3. My mouth was still on hers. I was not sure if you sucked or just blew. It was like being beneath water; a rose with petals flaking. I thought--I should have done this earlier, then I might have saved her. But we are so ashamed. My wife said "But who took the bulb out?" I said "It doesn't matter." My wife said "Why" I wanted to say--Our concern is not with the dead but with the living. But I could not take my mouth too long from hers.
4. My second son said "Where are you?" My eldest said "What's happened?" I thought--He will always be asking--What's happened?
5. My wife said "Is she dead?" I said "Yes." I sometimes wanted to frighten them. We were in the underground shelter with the world gone. The entrance and the exit had fallen in and the air was not expected to last much longer. Outside the earth was contaminated by fire; soon it would seep down into the well. I wanted to say--All this is quite natural; don't panic. I put my mouth back. It tasted like daisies. I wanted to say--This is how we pass our time. In the shadows a dog squats over the body of its beautiful mistress. Even when there is no hope, you go on trying. This is a good occupation. There are sometimes miracles.
An excerpt from one of my mid-semester critiques:Your performance in this course has been very strong so far this semester. In class, you can always be counted on to have read the text carefully and intelligently and to have developed your thoughts about it, in a way that is helpful to our discussions. (Try, though, not to miss any more classes--you have already been absent for almost a fourth of our meetings.)

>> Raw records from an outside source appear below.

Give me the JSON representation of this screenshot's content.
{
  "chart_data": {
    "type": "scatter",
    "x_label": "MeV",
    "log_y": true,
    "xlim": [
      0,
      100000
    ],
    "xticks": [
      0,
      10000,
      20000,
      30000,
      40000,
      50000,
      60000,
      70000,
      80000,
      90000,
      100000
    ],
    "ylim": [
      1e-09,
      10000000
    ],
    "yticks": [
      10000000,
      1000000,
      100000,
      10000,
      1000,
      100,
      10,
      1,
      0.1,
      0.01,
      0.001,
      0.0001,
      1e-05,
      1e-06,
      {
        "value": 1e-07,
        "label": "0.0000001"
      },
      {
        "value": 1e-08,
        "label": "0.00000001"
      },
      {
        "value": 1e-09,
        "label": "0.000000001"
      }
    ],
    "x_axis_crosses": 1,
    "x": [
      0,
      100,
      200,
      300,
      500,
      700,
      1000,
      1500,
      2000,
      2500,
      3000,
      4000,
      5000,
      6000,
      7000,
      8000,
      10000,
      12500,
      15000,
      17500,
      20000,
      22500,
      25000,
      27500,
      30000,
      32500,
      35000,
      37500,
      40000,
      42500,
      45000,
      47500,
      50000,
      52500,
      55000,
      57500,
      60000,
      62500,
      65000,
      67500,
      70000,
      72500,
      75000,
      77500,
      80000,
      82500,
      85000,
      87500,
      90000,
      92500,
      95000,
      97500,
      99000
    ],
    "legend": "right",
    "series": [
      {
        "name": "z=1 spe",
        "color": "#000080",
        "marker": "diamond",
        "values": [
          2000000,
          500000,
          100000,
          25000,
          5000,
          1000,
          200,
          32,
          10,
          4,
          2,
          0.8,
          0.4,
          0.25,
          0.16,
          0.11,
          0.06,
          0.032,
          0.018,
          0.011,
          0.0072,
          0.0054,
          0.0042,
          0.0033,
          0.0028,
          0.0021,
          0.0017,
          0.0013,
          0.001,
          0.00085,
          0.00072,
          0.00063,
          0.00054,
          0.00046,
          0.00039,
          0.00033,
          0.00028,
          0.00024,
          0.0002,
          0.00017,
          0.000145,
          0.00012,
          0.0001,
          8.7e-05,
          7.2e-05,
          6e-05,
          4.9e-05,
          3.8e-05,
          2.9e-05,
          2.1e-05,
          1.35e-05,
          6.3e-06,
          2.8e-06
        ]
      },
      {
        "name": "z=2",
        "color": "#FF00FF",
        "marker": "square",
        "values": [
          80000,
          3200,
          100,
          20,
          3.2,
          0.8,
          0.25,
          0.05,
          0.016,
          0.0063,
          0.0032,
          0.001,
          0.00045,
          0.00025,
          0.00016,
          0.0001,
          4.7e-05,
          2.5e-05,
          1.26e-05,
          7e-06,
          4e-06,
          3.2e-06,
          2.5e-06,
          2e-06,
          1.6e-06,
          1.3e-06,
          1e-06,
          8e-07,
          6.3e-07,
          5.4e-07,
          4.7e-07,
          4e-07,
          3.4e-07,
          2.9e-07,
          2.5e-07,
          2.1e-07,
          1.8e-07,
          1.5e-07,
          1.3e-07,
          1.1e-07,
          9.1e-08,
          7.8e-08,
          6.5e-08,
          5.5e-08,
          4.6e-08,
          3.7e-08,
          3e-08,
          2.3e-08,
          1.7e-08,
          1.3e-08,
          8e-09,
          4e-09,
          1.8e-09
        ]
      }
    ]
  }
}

4.07.2003 I was just locked on the roof of my building for half an hour, which was interesting because:
A. it's snowing heavily, and
B. we're not even allowed on the roof.
I ended up on the roof because I live in a row of dorms that are connected in pairs of two. So because I didn't have my dorm key, and because the front door of the adjacent dorm was propped, I thought I would be able to get into my building by crossing between the two buildings. I've done this before. It's crafty, it involves some danger and great heights, and it is significantly more exciting than its logical alternative--waiting for five minutes at the front door until someone else comes along.
Ironically, I ended up doing just that--waiting for someone I know to come along with a key--except I did the waiting forty feet off the ground. I know and like a lot of people at Bard, which made all the more impressive the seemingly endless stream of people I didn't know or didn't like who passed by on the path below while my limbs slowly lost feeling. Every few minutes I'd take a break from my sniper-like position to beat on the roof door with my fists. It's a glass door, so I could monitor how long I had been on the roof by how much snow had collected on my head. By the time I was rescued, I looked like Paul Newman. Though unlike Paul Newman, whose face I know exclusively from salad dressing labels, my face, cold and wet and red, showed absolutely no trace of Paul's obvious sense of self-satisfaction.
What had I really wanted? I thought--We live in fantasies like wet shells: sometimes the sea comes in with the sound of the universe. Soon it would destroy us.